Can you name particular scenes where James Bond, from Connery to Craig, actually act in a cold blooded way. Where he just lets go and shows that Bond, when he wants to, can be ruthless and with out mercy?

My first example comes from, of all Bonds, Roger Moore. Its in the movie For Your Eyes Only. There is a scene where the bad guy has just run down some woman Bond was with...but the car, with the bad guy in it, ends up dangling on the edge of a cliff...

Bond comes down, the villain is pleading with Bond to save him...but Bond, with Moore looking probably as 'cold blooded' as he can, kicks the car of the edge and kills the bad guy...

I had forgotten that scene from this Bond movie, and it played pretty well when I saw it last week..

What are some of your picks. And I don't mean entire movies, I mean a particular scene...

Robert Xavier Scorpio
 
Of the top of my head, when Bond kills that German assassin in Tomorrow Never Dies and when he kills Elektra in The World is Not Enough are two examples.

There's probably several deaths in Quantum of Solace that fits this category as well.
 
Can you name particular scenes where James Bond, from Connery to Craig, actually act in a cold blooded way. Where he just lets go and shows that Bond, when he wants to, can be ruthless and with out mercy?

My first example comes from, of all Bonds, Roger Moore. Its in the movie For Your Eyes Only. There is a scene where the bad guy has just run down some woman Bond was with...but the car, with the bad guy in it, ends up dangling on the edge of a cliff...

Bond comes down, the villain is pleading with Bond to save him...but Bond, with Moore looking probably as 'cold blooded' as he can, kicks the car of the edge and kills the bad guy...

I had forgotten that scene from this Bond movie, and it played pretty well when I saw it last week..

What are some of your picks. And I don't mean entire movies, I mean a particular scene...

Robert Xavier Scorpio

I think this is probably the best scene Roger ever played as Bond, but he's gone on record as saying how much he hates it because he feels it wasn't representative of how he portrayed the character over the course of his tenure. I think Moore has something to say on this during his commentary on the DVD of FYEO.
 
Maybe that scene from "The Spy Who Loved Me" where the bad guy desperately grabs for Bond's tie, but Bond simply lets him fall from the roof.

This scene was then copied for Quantum of Solace, where the respective "bad guy" was a British government agent working for a Quantum member.
 
In On Her Majesty's Secret Service there is a scene where Bond kills a Spectre agent in Piz Gloria and says "Merry Christmas" to the dead body.
 
Can you name particular scenes where James Bond, from Connery to Craig, actually act in a cold blooded way. Where he just lets go and shows that Bond, when he wants to, can be ruthless and with out mercy?

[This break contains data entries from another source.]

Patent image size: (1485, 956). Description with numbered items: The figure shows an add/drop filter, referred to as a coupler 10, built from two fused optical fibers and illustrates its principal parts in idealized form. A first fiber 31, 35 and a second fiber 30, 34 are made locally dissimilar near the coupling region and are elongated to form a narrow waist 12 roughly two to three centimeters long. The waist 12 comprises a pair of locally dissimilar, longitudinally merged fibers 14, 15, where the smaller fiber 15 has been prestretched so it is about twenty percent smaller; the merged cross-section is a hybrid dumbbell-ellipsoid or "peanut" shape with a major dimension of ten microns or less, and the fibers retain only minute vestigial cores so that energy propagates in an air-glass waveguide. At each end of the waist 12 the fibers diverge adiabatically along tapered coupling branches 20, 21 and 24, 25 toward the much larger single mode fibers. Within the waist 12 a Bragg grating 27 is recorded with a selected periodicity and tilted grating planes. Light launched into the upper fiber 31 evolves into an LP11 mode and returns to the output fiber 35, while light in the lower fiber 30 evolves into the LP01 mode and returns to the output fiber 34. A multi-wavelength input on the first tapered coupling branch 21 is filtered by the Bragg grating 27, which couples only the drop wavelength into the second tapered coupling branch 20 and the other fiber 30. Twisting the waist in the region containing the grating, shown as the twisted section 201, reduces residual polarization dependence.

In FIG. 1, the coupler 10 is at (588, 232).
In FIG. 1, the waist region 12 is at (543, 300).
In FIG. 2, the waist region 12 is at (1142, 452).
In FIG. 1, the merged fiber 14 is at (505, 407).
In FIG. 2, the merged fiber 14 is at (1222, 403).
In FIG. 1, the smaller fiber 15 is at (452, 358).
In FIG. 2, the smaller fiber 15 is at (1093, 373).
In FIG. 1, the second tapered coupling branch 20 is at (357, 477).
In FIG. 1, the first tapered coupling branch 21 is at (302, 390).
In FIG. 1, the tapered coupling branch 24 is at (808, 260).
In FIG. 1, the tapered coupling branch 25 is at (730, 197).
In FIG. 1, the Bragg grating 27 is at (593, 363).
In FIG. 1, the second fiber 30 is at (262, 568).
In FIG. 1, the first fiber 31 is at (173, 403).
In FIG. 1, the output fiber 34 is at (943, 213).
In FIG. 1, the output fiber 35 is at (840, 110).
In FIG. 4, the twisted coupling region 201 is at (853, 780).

My first example comes from, of all Bonds, Roger Moore. Its in the movie For Your Eyes Only. There is a scene where the bad guy has just run down some woman Bond was with...but the car, with the bad guy in it, ends up dangling on the edge of a cliff...

Bond comes down, the villain is pleading with Bond to save him...but Bond, with Moore looking probably as 'cold blooded' as he can, kicks the car of the edge and kills the bad guy...

I had forgotten that scene from this Bond movie, and it played pretty well when I saw it last week..

What are some of your picks. And I don't mean entire movies, I mean a particular scene...

Robert Xavier Scorpio

I think this is probably the best scene Roger ever played as Bond, but he's gone on record as saying how much he hates it because he feels it wasn't representative of how he portrayed the character over the course of his tenure. I think Moore has something to say on this during his commentary on the DVD of FYEO.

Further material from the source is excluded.